Körleştik.
Kimi “yanlışlar” var.
Görüyor ama “görmezden” geliyor, biliyor ama “bilmezmiş” gibi davranıyoruz.
Kiri halının altına süpürüyor, halıyı değiştikçe, altına toplanmış çürümüşlüğün de temizleneceğini sanıyoruz.
* * *
Bir milletvekili yazmıştı, Meclis’te, tam da grev gününde, aynı anda 5 çalışan birden “hasta raporlu” çıktı.
Bekliyorsunuz ki, birisi bu işin peşine düşecek.
Rapor nedir? Kim yazdı? Nasıl denk geldi?
* * *
Biliyoruz “hasta raporları”nın pek çoğu “yalan” yazılıyor.
Ne hekim örgütü umursuyor, ne yönetim!
Kimseler de “yalancı” durumda olmaktan yüksünmüyor.
* * *
Bir an siyasi partilerin isimlerini unutunuz.
“Hükümet” deyiniz.
Ve “muhalefet.”
Toplum oy verirken kimin “hükümet” kimin “muhalefet” olacağını aslında bilmiyor.
Diyor ki, “Meclis’e git ve çok daha kaliteli, onurlu, adil ve eşit bir düzende yaşamam için yasa yap, çalış, mücadele et.”
En azından bunu demesi gerekiyor.
Gel gör ki, aptalca bir ezber öğrenilmiş: Meclis’i iktidar açar!
Meclis’in açılmasını önlemek bir “ceza yöntemi”ne dönüşmüş.
Bu cezanın kimin için olduğunu sorgulayan yok.
“Hükümet” ile “Muhalefet” arasında bir “yakan top”a dönüşmüş toplum!
* * *
Tek suçlu bugünün muhalefeti değildir.
Çünkü her parti, kendi döneminde bunu yapmıştır.
O nedenle hayatımızda “doğru” bildiğimiz kimi “yanlışlar”ı düzeltmenin vakti gelmiştir.
* * *
Hükümetten 25 vekil var...
Tam da Meclis’in yarısı!
2 vekil Avrupa’da...
Ve “muhalefet”ten tek bir kişi Meclis’e girmediği için bu ülke yönetilme hakkından mahrum bırakılıyor.
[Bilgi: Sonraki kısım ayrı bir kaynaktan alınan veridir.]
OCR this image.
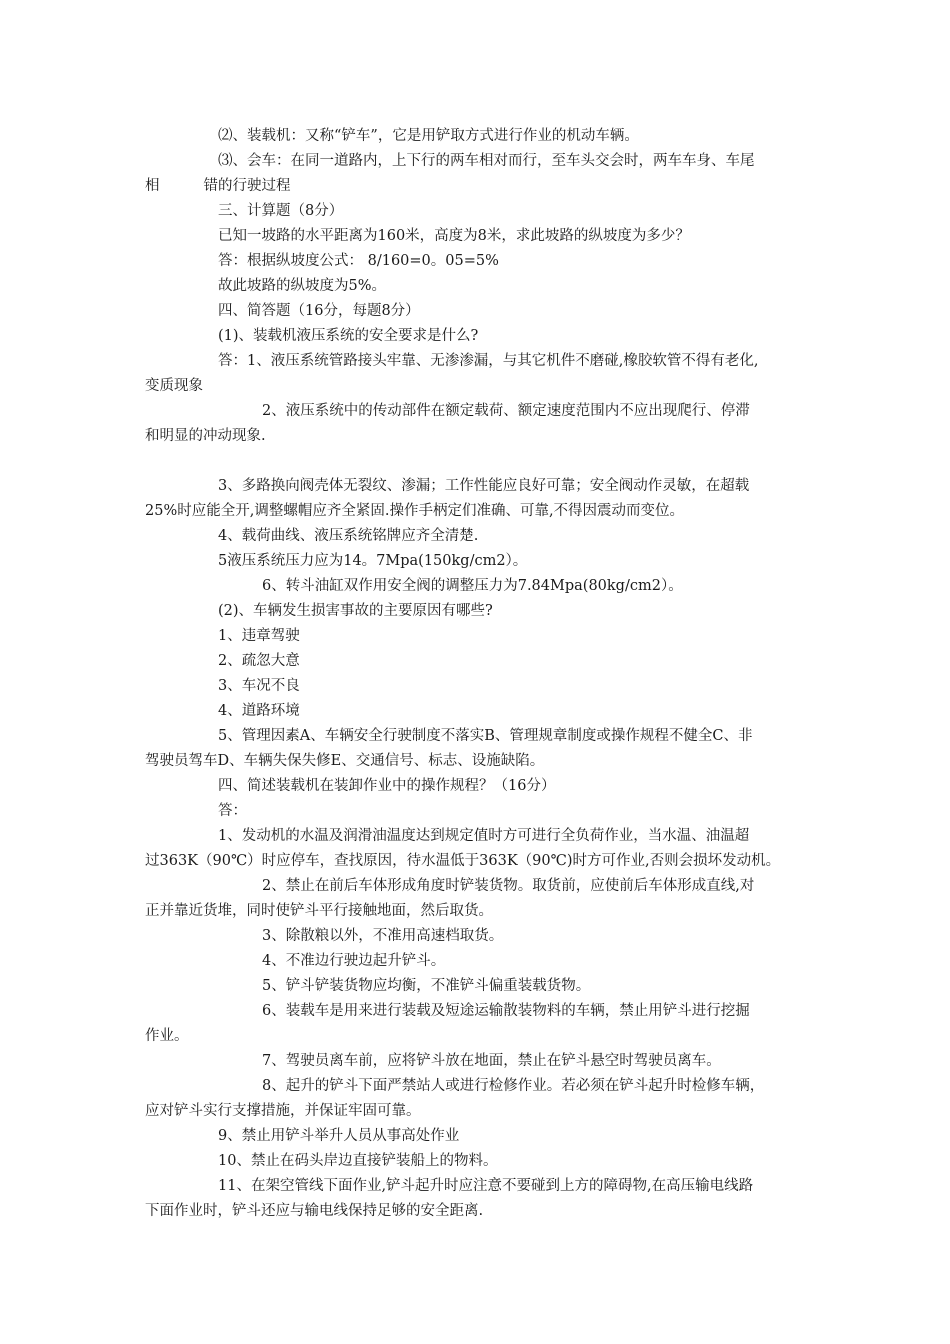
⑵、装载机：又称“铲车”，它是用铲取方式进行作业的机动车辆。
⑶、会车：在同一道路内，上下行的两车相对而行，至车头交会时，两车车身、车尾
相	错的行驶过程
三、计算题（8分）
已知一坡路的水平距离为160米，高度为8米，求此坡路的纵坡度为多少？
答：根据纵坡度公式： 8/160=0。05=5%
故此坡路的纵坡度为5%。
四、简答题（16分，每题8分）
(1)、装载机液压系统的安全要求是什么?
答：1、液压系统管路接头牢靠、无渗渗漏，与其它机件不磨碰,橡胶软管不得有老化,
变质现象
2、液压系统中的传动部件在额定载荷、额定速度范围内不应出现爬行、停滞
和明显的冲动现象.
3、多路换向阀壳体无裂纹、渗漏；工作性能应良好可靠；安全阀动作灵敏，在超载
25%时应能全开,调整螺帽应齐全紧固.操作手柄定们准确、可靠,不得因震动而变位。
4、载荷曲线、液压系统铭牌应齐全清楚.
5液压系统压力应为14。7Mpa(150kg/cm2）。
6、转斗油缸双作用安全阀的调整压力为7.84Mpa(80kg/cm2）。
(2)、车辆发生损害事故的主要原因有哪些?
1、违章驾驶
2、疏忽大意
3、车况不良
4、道路环境
5、管理因素A、车辆安全行驶制度不落实B、管理规章制度或操作规程不健全C、非
驾驶员驾车D、车辆失保失修E、交通信号、标志、设施缺陷。
四、简述装载机在装卸作业中的操作规程？（16分）
答：
1、发动机的水温及润滑油温度达到规定值时方可进行全负荷作业，当水温、油温超
过363K（90℃）时应停车，查找原因，待水温低于363K（90℃)时方可作业,否则会损坏发动机。
2、禁止在前后车体形成角度时铲装货物。取货前，应使前后车体形成直线,对
正并靠近货堆，同时使铲斗平行接触地面，然后取货。
3、除散粮以外，不准用高速档取货。
4、不准边行驶边起升铲斗。
5、铲斗铲装货物应均衡，不准铲斗偏重装载货物。
6、装载车是用来进行装载及短途运输散装物料的车辆，禁止用铲斗进行挖掘
作业。
7、驾驶员离车前，应将铲斗放在地面，禁止在铲斗悬空时驾驶员离车。
8、起升的铲斗下面严禁站人或进行检修作业。若必须在铲斗起升时检修车辆，
应对铲斗实行支撑措施，并保证牢固可靠。
9、禁止用铲斗举升人员从事高处作业
10、禁止在码头岸边直接铲装船上的物料。
11、在架空管线下面作业,铲斗起升时应注意不要碰到上方的障碍物,在高压输电线路
下面作业时，铲斗还应与输电线保持足够的安全距离.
Yanlışa “yanlış” demektir, muhalefet!
Oysa bizde…
“Doğru”ya dahi “yanlış” demek beceriden sayılıyor!
Ne mi yapmalı?
Tersten bakmalı...
Bence CTP, TDP, HP gibi partiler çıkmalı ve bir “taahhütname” yayınlamalı:
“Her hangi şartta ve dönemde olursa olsun, Meclis’te nisabı sağlamanın ve toplumun geleceği için çalışmanın temel ve asli görevimiz olduğunu kabul ederiz.”
Bir yerden başlamak için!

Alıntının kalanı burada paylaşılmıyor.